According to sources, the forthcoming GST Council may decide to change the current 18% GST on GGR to a 28% GST on the entire sum.

GGR is the amount that an online skill gaming platform charges as a service fee to assist players’ participation in a game on that platform, whereas CEF is the full sum that a player deposits to enter a contest on that platform.

Co-chief executive officer of Games24x7, Trivikraman Thampy said, “As an industry, we are united on our task that GST continues to be levied on the gross gaming revenue and not on the contest entry amount. The increase from 18 per cent to 28 per cent GST on the gross gaming revenue already increases tax revenue for the exchequer by around 55 per cent.”

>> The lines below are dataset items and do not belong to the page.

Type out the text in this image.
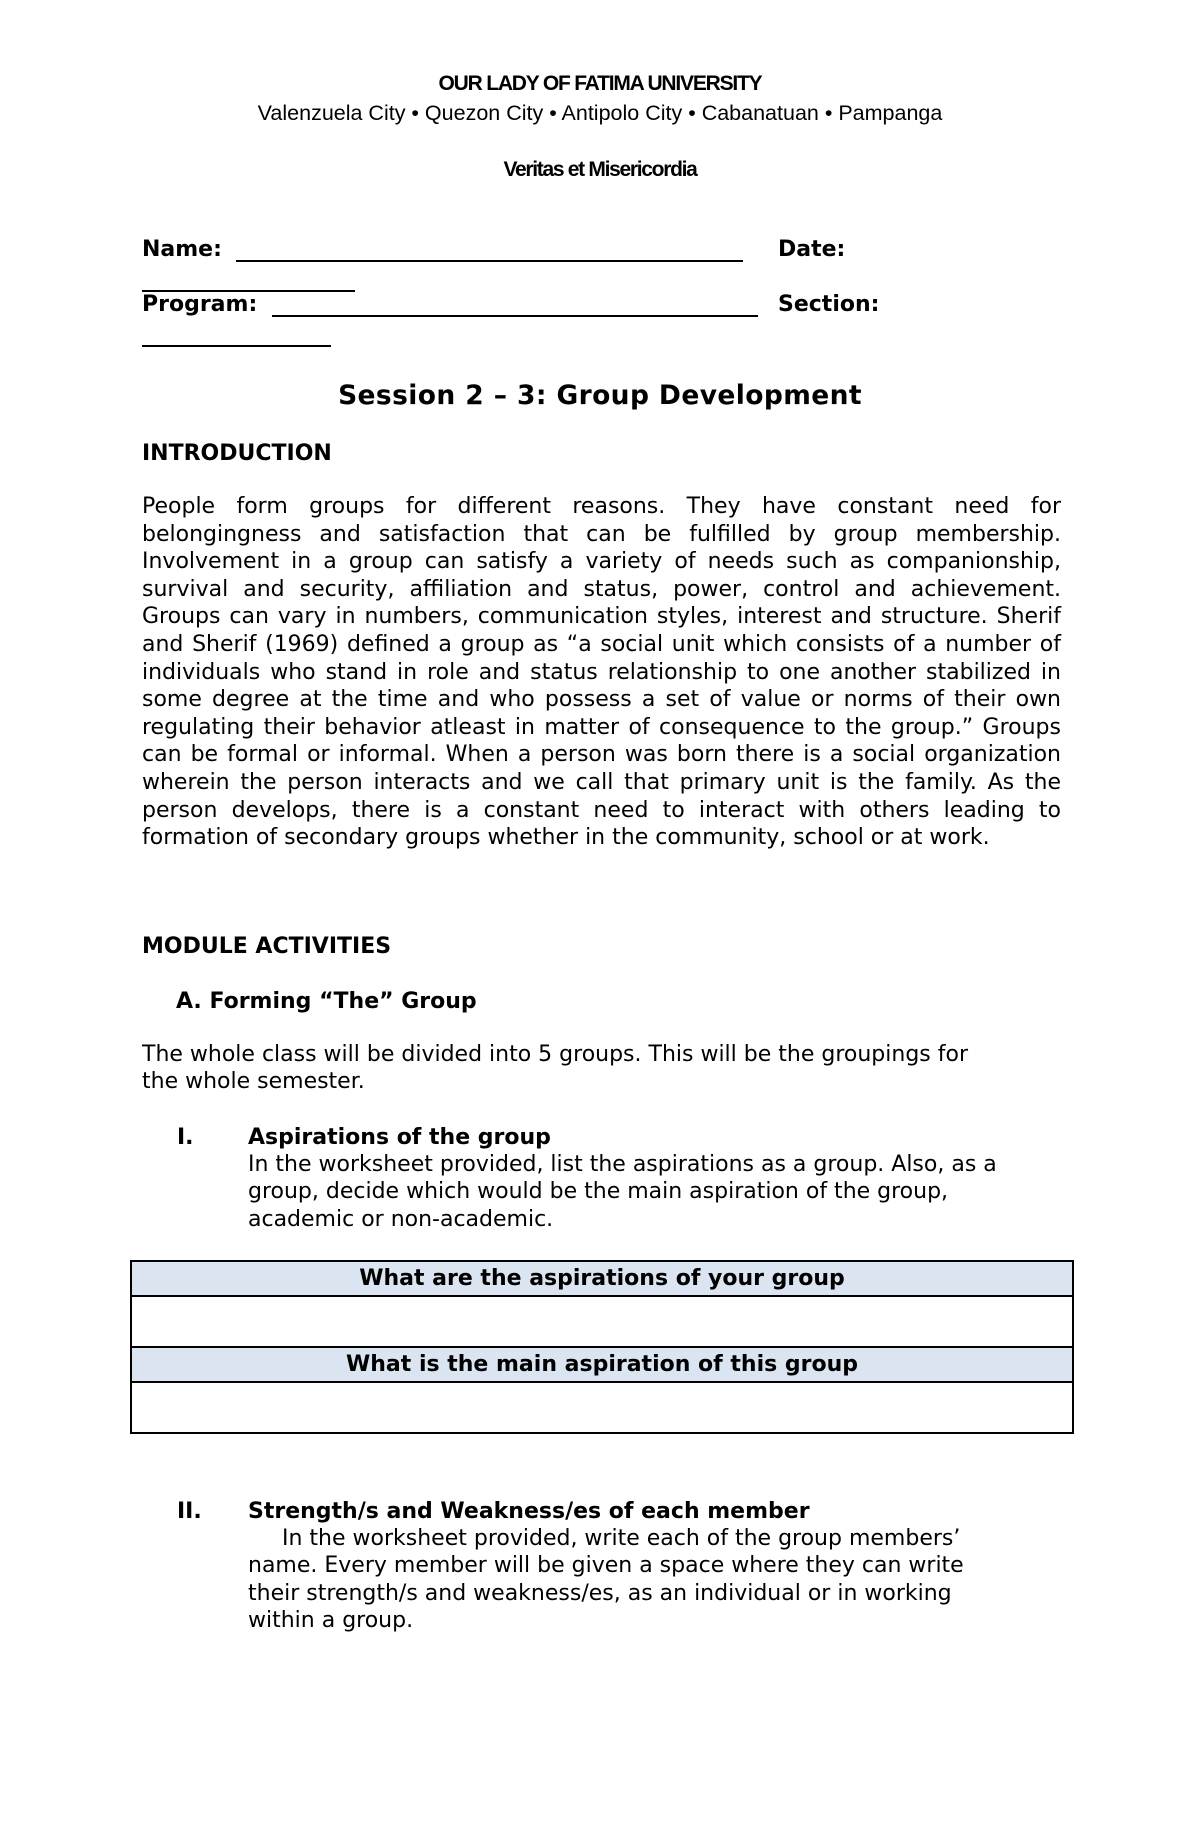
OUR LADY OF FATIMA UNIVERSITY
Valenzuela City • Quezon City • Antipolo City • Cabanatuan • Pampanga
Veritas et Misericordia
Name:	Date:
Program:	Section:
Session 2 – 3: Group Development
INTRODUCTION
People form groups for different reasons. They have constant need for belongingness and satisfaction that can be fulfilled by group membership. Involvement in a group can satisfy a variety of needs such as companionship, survival and security, affiliation and status, power, control and achievement. Groups can vary in numbers, communication styles, interest and structure. Sherif and Sherif (1969) defined a group as “a social unit which consists of a number of individuals who stand in role and status relationship to one another stabilized in some degree at the time and who possess a set of value or norms of their own regulating their behavior atleast in matter of consequence to the group.” Groups can be formal or informal. When a person was born there is a social organization wherein the person interacts and we call that primary unit is the family. As the person develops, there is a constant need to interact with others leading to formation of secondary groups whether in the community, school or at work.
MODULE ACTIVITIES
A. Forming “The” Group
The whole class will be divided into 5 groups. This will be the groupings for
the whole semester.
I. Aspirations of the group
In the worksheet provided, list the aspirations as a group. Also, as a
group, decide which would be the main aspiration of the group,
academic or non-academic.
What are the aspirations of your group

What is the main aspiration of this group

II. Strength/s and Weakness/es of each member
In the worksheet provided, write each of the group members’
name. Every member will be given a space where they can write
their strength/s and weakness/es, as an individual or in working
within a group.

While the industry can absorb this, he added that taxing contest entry fees will render the sector completely unprofitable. The increased tax burden will have to be passed on to consumers, which will have a knock-on effect as players switch to gray market and offshore gaming platforms that have no tax obligations in India.

The GST Council is scheduled to meet virtually on December 17, 2022, and the Finance Minister-led panel may discuss issues relating to the casino, racetrack, and online gaming industries.

According to Digital Works Pvt Ltd, the industry’s request for GST on gross gaming revenue rather than entry fees is critical to assuring the growth and development of this emerging sector in India.

Senior Director of Public Policy and Corporate Affairs at Head Digital Works, Sumanta Dey, said, “Applying GST on entry fees would severely disincentive players, who already pay a range of taxes and fees. In contrast, taxing gross gaming revenue, which is the global norm, would ensure that all players, regardless of their level of skill or success, are contributing to taxes fairly and equitably.”

He claimed that a high tax incidence on businesses or players may unintentionally push players to illegal, offshore gambling apps that don’t adhere to local regulations and don’t boost the economy.